AKA Jan Davidszoon de Heem

Born: 1606
Birthplace: Utrecht, Netherlands
Died: 26-Apr-1684
Location of death: Antwerp, Belgium
Cause of death: unspecified

Gender: Male
Race or Ethnicity: White
Occupation: Painter

Nationality: Netherlands
Executive summary: 17th c. Dutch still life painter

Dutch painter. He was, if not the first, certainly the greatest painter of still life in Holland; no artist of his class combined more successfully perfect reality of form and color with brilliancy and harmony of tints. No object of stone or silver, no flower humble or gorgeous, no fruit of Europe or the tropics, no twig or leaf, with which he was not familiar. Sometimes he merely represented a festoon or a nosegay. More frequently he worked with a purpose to point a moral or illustrate a motto. Here the snake lies coiled under the grass, there a skull rests on blooming plants. Gold and silver tankards or cups suggest the vanity of earthly possessions; salvation is allegorized in a chalice amidst blossoms, death as a crucifix inside a wreath. Sometimes de Heem painted alone, sometimes in company with men of his school, Madonnas or portraits surrounded by festoons of fruit or flowers. At one time he signed with initials, at others with Johannes, at others again with the name of his father joined to his own. At rare intervals he condescended to a date, and when he did the work was certainly of the best. De Heem entered the guild of Antwerp in 1635-36, and became a burgher of that city in 1637. He steadily maintained his residence until 1667, when he moved to Utrecht, where traces of his presence are preserved in records of 1668, 1669 and 1670. It is not known when he finally returned to Antwerp, but his death is recorded in the guild books of that place. A very early picture, dated 1628, in the gallery of Gotha, bearing the signature of Johannes in full, shows that de Heem at that time was familiar with the technical habits of execution peculiar to the youth of Albert Cuyp. In later years he completely shook off dependence, and appears in all the vigor of his own originality.
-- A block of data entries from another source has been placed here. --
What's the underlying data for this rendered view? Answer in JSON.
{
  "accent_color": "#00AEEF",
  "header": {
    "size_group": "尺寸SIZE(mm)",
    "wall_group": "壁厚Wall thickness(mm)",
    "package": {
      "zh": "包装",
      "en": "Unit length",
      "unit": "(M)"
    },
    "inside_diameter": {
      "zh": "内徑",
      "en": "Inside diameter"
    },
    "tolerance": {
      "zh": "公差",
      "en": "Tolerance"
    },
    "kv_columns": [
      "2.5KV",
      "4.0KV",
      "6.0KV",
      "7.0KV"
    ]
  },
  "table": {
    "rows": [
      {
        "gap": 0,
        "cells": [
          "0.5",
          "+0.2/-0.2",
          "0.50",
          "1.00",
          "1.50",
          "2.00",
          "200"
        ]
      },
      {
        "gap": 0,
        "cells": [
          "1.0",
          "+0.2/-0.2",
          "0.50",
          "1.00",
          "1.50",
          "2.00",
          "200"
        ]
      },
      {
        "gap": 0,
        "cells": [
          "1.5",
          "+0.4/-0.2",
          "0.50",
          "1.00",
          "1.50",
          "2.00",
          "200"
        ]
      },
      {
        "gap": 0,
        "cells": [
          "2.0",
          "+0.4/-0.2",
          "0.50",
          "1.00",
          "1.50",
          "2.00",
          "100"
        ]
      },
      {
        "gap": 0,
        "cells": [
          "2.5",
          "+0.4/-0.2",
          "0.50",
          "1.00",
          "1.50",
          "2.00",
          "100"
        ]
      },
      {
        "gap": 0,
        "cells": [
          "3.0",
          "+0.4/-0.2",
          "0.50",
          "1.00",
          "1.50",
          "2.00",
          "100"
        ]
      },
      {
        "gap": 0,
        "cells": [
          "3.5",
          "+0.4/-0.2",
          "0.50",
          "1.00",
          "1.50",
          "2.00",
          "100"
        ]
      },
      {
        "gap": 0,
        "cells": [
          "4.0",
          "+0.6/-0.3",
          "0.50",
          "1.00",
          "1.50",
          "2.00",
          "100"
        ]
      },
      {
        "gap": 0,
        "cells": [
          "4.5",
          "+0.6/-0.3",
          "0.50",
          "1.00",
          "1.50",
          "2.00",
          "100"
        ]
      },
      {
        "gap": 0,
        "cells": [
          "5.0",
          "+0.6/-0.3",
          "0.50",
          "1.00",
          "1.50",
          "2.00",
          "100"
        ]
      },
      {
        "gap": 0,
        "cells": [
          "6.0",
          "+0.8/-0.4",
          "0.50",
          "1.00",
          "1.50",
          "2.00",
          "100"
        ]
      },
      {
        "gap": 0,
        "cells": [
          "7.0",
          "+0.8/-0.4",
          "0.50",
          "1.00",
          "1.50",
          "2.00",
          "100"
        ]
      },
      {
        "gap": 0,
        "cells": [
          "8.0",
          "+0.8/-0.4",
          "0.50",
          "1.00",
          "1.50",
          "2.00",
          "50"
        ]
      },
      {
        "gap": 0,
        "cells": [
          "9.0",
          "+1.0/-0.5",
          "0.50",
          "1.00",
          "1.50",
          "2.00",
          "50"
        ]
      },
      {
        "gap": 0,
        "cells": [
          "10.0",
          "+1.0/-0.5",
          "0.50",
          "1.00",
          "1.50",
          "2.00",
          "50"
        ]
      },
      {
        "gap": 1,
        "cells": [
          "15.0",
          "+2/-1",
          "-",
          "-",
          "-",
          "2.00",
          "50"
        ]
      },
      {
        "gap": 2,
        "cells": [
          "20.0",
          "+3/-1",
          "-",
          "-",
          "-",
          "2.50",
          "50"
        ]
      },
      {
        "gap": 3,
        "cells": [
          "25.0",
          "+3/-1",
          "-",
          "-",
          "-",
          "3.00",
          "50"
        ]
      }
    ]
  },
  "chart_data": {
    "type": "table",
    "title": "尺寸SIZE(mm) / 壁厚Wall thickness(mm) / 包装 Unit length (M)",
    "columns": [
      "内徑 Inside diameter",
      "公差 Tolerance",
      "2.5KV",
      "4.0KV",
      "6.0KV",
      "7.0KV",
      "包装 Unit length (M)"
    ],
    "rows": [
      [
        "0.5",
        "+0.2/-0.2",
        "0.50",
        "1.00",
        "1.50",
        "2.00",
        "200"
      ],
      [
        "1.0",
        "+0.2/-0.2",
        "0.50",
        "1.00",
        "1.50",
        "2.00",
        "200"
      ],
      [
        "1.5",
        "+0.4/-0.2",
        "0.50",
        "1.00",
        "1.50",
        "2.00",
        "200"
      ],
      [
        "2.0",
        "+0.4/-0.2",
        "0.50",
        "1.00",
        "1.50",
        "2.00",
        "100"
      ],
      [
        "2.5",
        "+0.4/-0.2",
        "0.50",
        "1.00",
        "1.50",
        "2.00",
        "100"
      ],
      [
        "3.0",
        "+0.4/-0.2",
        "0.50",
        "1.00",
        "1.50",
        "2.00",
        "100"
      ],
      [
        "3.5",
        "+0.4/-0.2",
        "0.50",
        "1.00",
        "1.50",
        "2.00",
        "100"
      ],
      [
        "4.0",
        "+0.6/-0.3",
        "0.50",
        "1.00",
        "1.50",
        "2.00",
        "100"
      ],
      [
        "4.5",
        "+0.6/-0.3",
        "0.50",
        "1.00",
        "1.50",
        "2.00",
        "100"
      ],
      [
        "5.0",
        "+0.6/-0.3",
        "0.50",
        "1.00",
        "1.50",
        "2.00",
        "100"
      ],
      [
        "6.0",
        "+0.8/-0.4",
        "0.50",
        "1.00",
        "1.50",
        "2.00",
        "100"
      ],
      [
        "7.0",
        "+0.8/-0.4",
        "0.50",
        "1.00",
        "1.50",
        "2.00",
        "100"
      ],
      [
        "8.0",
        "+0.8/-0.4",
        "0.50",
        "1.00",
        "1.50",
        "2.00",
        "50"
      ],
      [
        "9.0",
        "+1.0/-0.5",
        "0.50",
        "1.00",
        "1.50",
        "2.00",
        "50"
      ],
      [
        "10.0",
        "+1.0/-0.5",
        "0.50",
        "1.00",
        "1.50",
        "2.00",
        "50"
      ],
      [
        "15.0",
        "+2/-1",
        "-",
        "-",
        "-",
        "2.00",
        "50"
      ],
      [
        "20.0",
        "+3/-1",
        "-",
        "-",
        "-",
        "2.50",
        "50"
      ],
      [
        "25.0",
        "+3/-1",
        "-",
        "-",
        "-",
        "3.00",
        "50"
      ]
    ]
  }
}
Out of 100 pictures or more to be met with in European galleries scarcely eighteen are dated. The earliest after that of Gotha is a chased tankard, with a bottle, a silver cup, and a lemon on a marble table, dated 1640, in the museum of Amsterdam. A similar work of 1645, with the addition of fruit and flowers and a distant landscape, is in Lord Radnor's collection at Longford. A chalice in a wreath, with the radiant host amidst wheatsheaves grapes and flowers, is a masterpiece of 1648 in the Belvedere of Vienna. A wreath around a Madonna of life size, dated 1650, in the museum of Berlin, shows that de Heem could paint brightly and harmoniously on a large scale. In the Pinakothek at Munich is the celebrated composition of 1653, in which creepers, beautifully commingled with gourds and blackberries, twigs of orange, myrtle and peach, are enlivened by butterflies, moths and beetles. A landscape with a blooming rose tree, a jug of strawberries, a selection of fruit, and a marble bust of Pan, dated 1655, is in the Hermitage at St. Petersburg; an allegory of abundance in a medallion wreathed with fruit and flowers, in the gallery of Brussels, is inscribed with de Heem's monogram, the date of 1668, and the name of an obscure artist called Lambrechts. All these pieces exhibit the master in full possession of his artistic faculties.